Eine Schutz-Unterbringung einer, durch das Verbrechen obdachlos gewordenen, Frau in einem Frauenhaus ist nicht möglich, da dies Opfern häuslicher Gewalt vorbehalten ist. D.h. die Täter müssten Partner oder Ex-Partner sein.
Zu der Stigmatisierung, die Menschen mit psychischen Erkrankungen erleiden, kommt auch noch der Papierkrieg mit den Behörden, der über die, ohnehin nervlich völlig überlasteten, Frauen hereinbricht. Ohne Behördenbescheid lässt sich Armut nicht nachweisen und so bekommen sie dann nicht mal bei den Tafeln Hilfe. In vielen deutschen Behörden weht auch heute noch ein brauner Wind und wenn man dort auch noch von einem männlichen Sachbearbeiter oder giftigen Weibern angeschrien und eingeschüchtert wird, macht sich Panik breit. In dieser – seelisch schwer verletzten – Situation liegen die Nerven blank. Frisch traumatisiert hat man in der Regel nicht die Kraft, jahrelang vor Gericht zu ziehen, um zu seinem Recht zu kommen. Man möchte sich verkriechen und in Ruhe weinen. Jedes Aus-dem-Haus-gehen kostet enorme Kraft. Selbst ein kleiner Einkauf im Supermarkt wird zur Heldentat. Die erniedrigenden Behördengänge, bei denen man sowohl die finanziellen Verhältnisse als auch sämtliche gesundheitlichen Daten offenlegen muss, – d.h. sich vor FREMDEN völlig nackt machen, sind eine Qual. Zu wissen, daß Sachbearbeiter usw. nun den Akteninhalt lesen, über die Vergewaltigung Bescheid wissen und sich dazu sowohl eine eigene Einschätzung als auch Kommentare erlauben, belastet zusätzlich. In Oberbayern ist Datenschutz eine äußerst durchlässige Angelegenheit. Hier haben selbst grober Datenmissbrauch und üble Manipulation der Akten keinerlei Folgen für unseriöse Behördenmitarbeiter.

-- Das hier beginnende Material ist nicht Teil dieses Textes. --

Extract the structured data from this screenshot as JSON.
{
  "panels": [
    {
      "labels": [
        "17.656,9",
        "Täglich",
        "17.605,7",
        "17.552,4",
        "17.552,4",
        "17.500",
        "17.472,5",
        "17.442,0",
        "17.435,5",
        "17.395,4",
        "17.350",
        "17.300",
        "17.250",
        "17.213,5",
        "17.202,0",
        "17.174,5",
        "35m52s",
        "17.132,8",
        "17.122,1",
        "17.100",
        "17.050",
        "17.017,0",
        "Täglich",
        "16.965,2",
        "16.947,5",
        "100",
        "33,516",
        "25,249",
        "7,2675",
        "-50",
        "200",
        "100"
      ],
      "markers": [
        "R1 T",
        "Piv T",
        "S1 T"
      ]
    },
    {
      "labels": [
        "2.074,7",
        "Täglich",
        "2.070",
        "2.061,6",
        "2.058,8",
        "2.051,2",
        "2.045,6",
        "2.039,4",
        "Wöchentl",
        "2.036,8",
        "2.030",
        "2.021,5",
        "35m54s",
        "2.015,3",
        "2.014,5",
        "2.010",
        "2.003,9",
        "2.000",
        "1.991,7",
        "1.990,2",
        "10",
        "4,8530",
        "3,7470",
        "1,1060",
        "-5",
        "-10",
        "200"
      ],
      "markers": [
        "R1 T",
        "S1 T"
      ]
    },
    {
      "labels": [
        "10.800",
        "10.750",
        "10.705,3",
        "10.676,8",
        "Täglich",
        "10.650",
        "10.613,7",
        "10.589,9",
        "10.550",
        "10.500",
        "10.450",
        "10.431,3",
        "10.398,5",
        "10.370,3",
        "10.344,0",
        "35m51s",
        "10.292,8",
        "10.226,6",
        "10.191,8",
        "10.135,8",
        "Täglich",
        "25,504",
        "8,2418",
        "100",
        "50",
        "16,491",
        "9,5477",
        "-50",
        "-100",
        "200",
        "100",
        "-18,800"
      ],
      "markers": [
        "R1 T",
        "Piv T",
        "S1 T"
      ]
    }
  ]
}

Die Gesellschaft spuckt Dich aus, wenn Du zum Opfer wirst. Man entzieht Dir den Respekt. Du bist weitgehend auf Dich alleine gestellt. Ohne Umfeld, das Dich auffängt, bist Du im freien Fall unterwegs. Hilfen gibt es kaum und oft fehlt den Mitmenschen die nötige Sensibilität, mit diesem Thema umzugehen. Erstaunlicherweise ist das auch häufig bei Frauen so.
An dieser Stelle möchte ich auch an Susanne Preusker erinnern, die anfangs an einer psychiatrischen Klinik und später in Justizvollzugsanstalten als Psychotherapeutin tätig war. In Bayern leitete sie eine Abteilung für Sexualstraftäter. Sie wurde von einem verurteilten Frauenmörder in ihrem Büro überwältigt, als Geisel gefangengehalten und über sieben Stunden hinweg immer wieder vergewaltigt.

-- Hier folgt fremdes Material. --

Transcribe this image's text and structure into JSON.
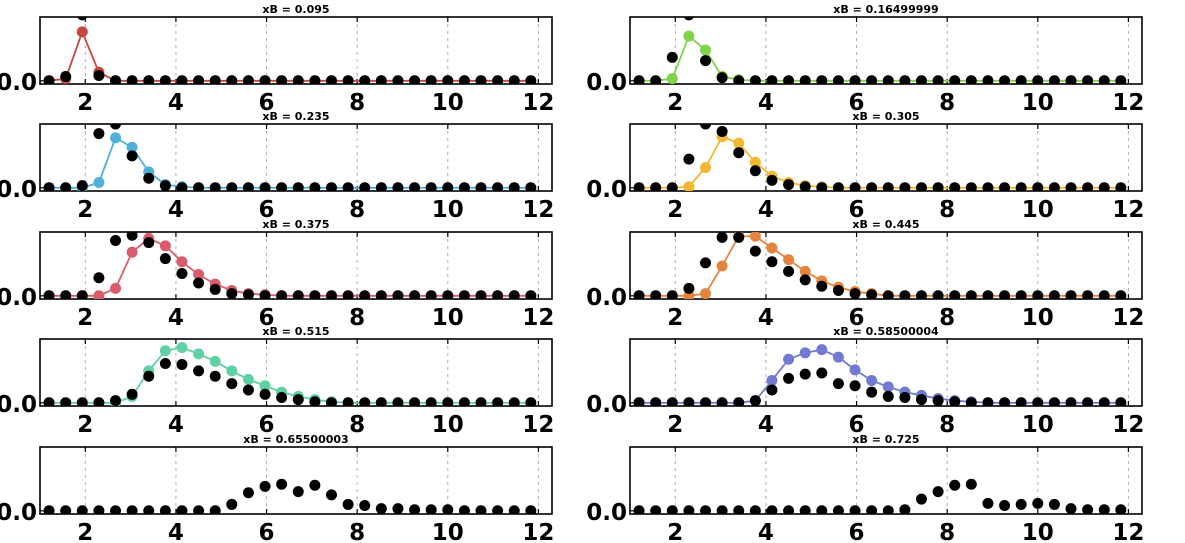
{
  "figure": {
    "xticks": [
      2,
      4,
      6,
      8,
      10,
      12
    ],
    "xlim": [
      1,
      12.3
    ],
    "ylim": [
      -0.03,
      0.6
    ],
    "ytick_label": "0.0",
    "series_colors": [
      "#c9473d",
      "#7fd44a",
      "#4fb0dc",
      "#f2b733",
      "#d95b6c",
      "#e4843f",
      "#5fd1a2",
      "#6f7ad0",
      "",
      ""
    ]
  },
  "chart_data": [
    {
      "type": "scatter",
      "title": "xB = 0.095",
      "x": [
        1.2,
        1.567,
        1.933,
        2.3,
        2.667,
        3.033,
        3.4,
        3.767,
        4.133,
        4.5,
        4.867,
        5.233,
        5.6,
        5.967,
        6.333,
        6.7,
        7.067,
        7.433,
        7.8,
        8.167,
        8.533,
        8.9,
        9.267,
        9.633,
        10,
        10.367,
        10.733,
        11.1,
        11.467,
        11.833
      ],
      "model": [
        0,
        0.02,
        0.46,
        0.08,
        0,
        0,
        0,
        0,
        0,
        0,
        0,
        0,
        0,
        0,
        0,
        0,
        0,
        0,
        0,
        0,
        0,
        0,
        0,
        0,
        0,
        0,
        0,
        0,
        0,
        0
      ],
      "data": [
        0,
        0.04,
        0.62,
        0.05,
        0,
        0,
        0,
        0,
        0,
        0,
        0,
        0,
        0,
        0,
        0,
        0,
        0,
        0,
        0,
        0,
        0,
        0,
        0,
        0,
        0,
        0,
        0,
        0,
        0,
        0
      ]
    },
    {
      "type": "scatter",
      "title": "xB = 0.16499999",
      "x": [
        1.2,
        1.567,
        1.933,
        2.3,
        2.667,
        3.033,
        3.4,
        3.767,
        4.133,
        4.5,
        4.867,
        5.233,
        5.6,
        5.967,
        6.333,
        6.7,
        7.067,
        7.433,
        7.8,
        8.167,
        8.533,
        8.9,
        9.267,
        9.633,
        10,
        10.367,
        10.733,
        11.1,
        11.467,
        11.833
      ],
      "model": [
        0,
        0,
        0.02,
        0.42,
        0.29,
        0.04,
        0.01,
        0,
        0,
        0,
        0,
        0,
        0,
        0,
        0,
        0,
        0,
        0,
        0,
        0,
        0,
        0,
        0,
        0,
        0,
        0,
        0,
        0,
        0,
        0
      ],
      "data": [
        0,
        0,
        0.22,
        0.62,
        0.19,
        0.03,
        0,
        0,
        0,
        0,
        0,
        0,
        0,
        0,
        0,
        0,
        0,
        0,
        0,
        0,
        0,
        0,
        0,
        0,
        0,
        0,
        0,
        0,
        0,
        0
      ]
    },
    {
      "type": "scatter",
      "title": "xB = 0.235",
      "x": [
        1.2,
        1.567,
        1.933,
        2.3,
        2.667,
        3.033,
        3.4,
        3.767,
        4.133,
        4.5,
        4.867,
        5.233,
        5.6,
        5.967,
        6.333,
        6.7,
        7.067,
        7.433,
        7.8,
        8.167,
        8.533,
        8.9,
        9.267,
        9.633,
        10,
        10.367,
        10.733,
        11.1,
        11.467,
        11.833
      ],
      "model": [
        0,
        0,
        0,
        0.05,
        0.47,
        0.38,
        0.15,
        0.03,
        0.01,
        0,
        0,
        0,
        0,
        0,
        0,
        0,
        0,
        0,
        0,
        0,
        0,
        0,
        0,
        0,
        0,
        0,
        0,
        0,
        0,
        0
      ],
      "data": [
        0,
        0,
        0.02,
        0.51,
        0.6,
        0.3,
        0.09,
        0.02,
        0,
        0,
        0,
        0,
        0,
        0,
        0,
        0,
        0,
        0,
        0,
        0,
        0,
        0,
        0,
        0,
        0,
        0,
        0,
        0,
        0,
        0
      ]
    },
    {
      "type": "scatter",
      "title": "xB = 0.305",
      "x": [
        1.2,
        1.567,
        1.933,
        2.3,
        2.667,
        3.033,
        3.4,
        3.767,
        4.133,
        4.5,
        4.867,
        5.233,
        5.6,
        5.967,
        6.333,
        6.7,
        7.067,
        7.433,
        7.8,
        8.167,
        8.533,
        8.9,
        9.267,
        9.633,
        10,
        10.367,
        10.733,
        11.1,
        11.467,
        11.833
      ],
      "model": [
        0,
        0,
        0,
        0.01,
        0.19,
        0.48,
        0.42,
        0.24,
        0.11,
        0.05,
        0.02,
        0.01,
        0,
        0,
        0,
        0,
        0,
        0,
        0,
        0,
        0,
        0,
        0,
        0,
        0,
        0,
        0,
        0,
        0,
        0
      ],
      "data": [
        0,
        0,
        0,
        0.27,
        0.6,
        0.53,
        0.33,
        0.16,
        0.07,
        0.03,
        0.01,
        0,
        0,
        0,
        0,
        0,
        0,
        0,
        0,
        0,
        0,
        0,
        0,
        0,
        0,
        0,
        0,
        0,
        0,
        0
      ]
    },
    {
      "type": "scatter",
      "title": "xB = 0.375",
      "x": [
        1.2,
        1.567,
        1.933,
        2.3,
        2.667,
        3.033,
        3.4,
        3.767,
        4.133,
        4.5,
        4.867,
        5.233,
        5.6,
        5.967,
        6.333,
        6.7,
        7.067,
        7.433,
        7.8,
        8.167,
        8.533,
        8.9,
        9.267,
        9.633,
        10,
        10.367,
        10.733,
        11.1,
        11.467,
        11.833
      ],
      "model": [
        0,
        0,
        0,
        0,
        0.07,
        0.41,
        0.54,
        0.47,
        0.32,
        0.2,
        0.11,
        0.05,
        0.02,
        0.01,
        0,
        0,
        0,
        0,
        0,
        0,
        0,
        0,
        0,
        0,
        0,
        0,
        0,
        0,
        0,
        0
      ],
      "data": [
        0,
        0,
        0,
        0.17,
        0.52,
        0.57,
        0.5,
        0.35,
        0.21,
        0.12,
        0.06,
        0.02,
        0.01,
        0,
        0,
        0,
        0,
        0,
        0,
        0,
        0,
        0,
        0,
        0,
        0,
        0,
        0,
        0,
        0,
        0
      ]
    },
    {
      "type": "scatter",
      "title": "xB = 0.445",
      "x": [
        1.2,
        1.567,
        1.933,
        2.3,
        2.667,
        3.033,
        3.4,
        3.767,
        4.133,
        4.5,
        4.867,
        5.233,
        5.6,
        5.967,
        6.333,
        6.7,
        7.067,
        7.433,
        7.8,
        8.167,
        8.533,
        8.9,
        9.267,
        9.633,
        10,
        10.367,
        10.733,
        11.1,
        11.467,
        11.833
      ],
      "model": [
        0,
        0,
        0,
        0,
        0.02,
        0.28,
        0.56,
        0.56,
        0.45,
        0.34,
        0.23,
        0.14,
        0.08,
        0.04,
        0.02,
        0,
        0,
        0,
        0,
        0,
        0,
        0,
        0,
        0,
        0,
        0,
        0,
        0,
        0,
        0
      ],
      "data": [
        0,
        0,
        0,
        0.07,
        0.31,
        0.55,
        0.55,
        0.42,
        0.32,
        0.23,
        0.15,
        0.09,
        0.05,
        0.02,
        0.01,
        0,
        0,
        0,
        0,
        0,
        0,
        0,
        0,
        0,
        0,
        0,
        0,
        0,
        0,
        0
      ]
    },
    {
      "type": "scatter",
      "title": "xB = 0.515",
      "x": [
        1.2,
        1.567,
        1.933,
        2.3,
        2.667,
        3.033,
        3.4,
        3.767,
        4.133,
        4.5,
        4.867,
        5.233,
        5.6,
        5.967,
        6.333,
        6.7,
        7.067,
        7.433,
        7.8,
        8.167,
        8.533,
        8.9,
        9.267,
        9.633,
        10,
        10.367,
        10.733,
        11.1,
        11.467,
        11.833
      ],
      "model": [
        0,
        0,
        0,
        0,
        0,
        0.06,
        0.3,
        0.49,
        0.52,
        0.46,
        0.39,
        0.3,
        0.22,
        0.16,
        0.1,
        0.06,
        0.03,
        0.01,
        0,
        0,
        0,
        0,
        0,
        0,
        0,
        0,
        0,
        0,
        0,
        0
      ],
      "data": [
        0,
        0,
        0,
        0,
        0.02,
        0.08,
        0.25,
        0.37,
        0.36,
        0.3,
        0.25,
        0.18,
        0.12,
        0.08,
        0.05,
        0.03,
        0.01,
        0,
        0,
        0,
        0,
        0,
        0,
        0,
        0,
        0,
        0,
        0,
        0,
        0
      ]
    },
    {
      "type": "scatter",
      "title": "xB = 0.58500004",
      "x": [
        1.2,
        1.567,
        1.933,
        2.3,
        2.667,
        3.033,
        3.4,
        3.767,
        4.133,
        4.5,
        4.867,
        5.233,
        5.6,
        5.967,
        6.333,
        6.7,
        7.067,
        7.433,
        7.8,
        8.167,
        8.533,
        8.9,
        9.267,
        9.633,
        10,
        10.367,
        10.733,
        11.1,
        11.467,
        11.833
      ],
      "model": [
        0,
        0,
        0,
        0,
        0,
        0,
        0,
        0.02,
        0.21,
        0.41,
        0.47,
        0.5,
        0.43,
        0.31,
        0.21,
        0.15,
        0.1,
        0.07,
        0.04,
        0.02,
        0.01,
        0,
        0,
        0,
        0,
        0,
        0,
        0,
        0,
        0
      ],
      "data": [
        0,
        0,
        0,
        0,
        0,
        0,
        0,
        0.02,
        0.12,
        0.23,
        0.27,
        0.28,
        0.18,
        0.16,
        0.1,
        0.06,
        0.05,
        0.03,
        0.02,
        0.01,
        0,
        0,
        0,
        0,
        0,
        0,
        0,
        0,
        0,
        0
      ]
    },
    {
      "type": "scatter",
      "title": "xB = 0.65500003",
      "x": [
        1.2,
        1.567,
        1.933,
        2.3,
        2.667,
        3.033,
        3.4,
        3.767,
        4.133,
        4.5,
        4.867,
        5.233,
        5.6,
        5.967,
        6.333,
        6.7,
        7.067,
        7.433,
        7.8,
        8.167,
        8.533,
        8.9,
        9.267,
        9.633,
        10,
        10.367,
        10.733,
        11.1,
        11.467,
        11.833
      ],
      "model": [],
      "data": [
        0,
        0,
        0,
        0,
        0,
        0,
        0,
        0,
        0,
        0,
        0,
        0.06,
        0.17,
        0.23,
        0.25,
        0.18,
        0.24,
        0.15,
        0.06,
        0.05,
        0.02,
        0.02,
        0.01,
        0.01,
        0.01,
        0,
        0,
        0,
        0,
        0
      ]
    },
    {
      "type": "scatter",
      "title": "xB = 0.725",
      "x": [
        1.2,
        1.567,
        1.933,
        2.3,
        2.667,
        3.033,
        3.4,
        3.767,
        4.133,
        4.5,
        4.867,
        5.233,
        5.6,
        5.967,
        6.333,
        6.7,
        7.067,
        7.433,
        7.8,
        8.167,
        8.533,
        8.9,
        9.267,
        9.633,
        10,
        10.367,
        10.733,
        11.1,
        11.467,
        11.833
      ],
      "model": [],
      "data": [
        0,
        0,
        0,
        0,
        0,
        0,
        0,
        0,
        0,
        0,
        0,
        0,
        0,
        0,
        0,
        0,
        0.01,
        0.11,
        0.18,
        0.24,
        0.25,
        0.07,
        0.05,
        0.06,
        0.07,
        0.06,
        0.02,
        0.01,
        0.01,
        0.01
      ]
    }
  ]
}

Sie konnte danach ihren Beruf nicht mehr ausüben.
Frau Preusker schrieb ein Buch über die Tat…
Jahre später hat sie sich umgebracht.
Ich denke noch oft an sie. Immer, wenn über die weiteren Chancen, die die Täter auf ein normales Leben haben sollen, diskutiert wird.
Wir fordern besseren Opferschutz und mehr Unterstützung für die OPFER von Gewaltverbrechen!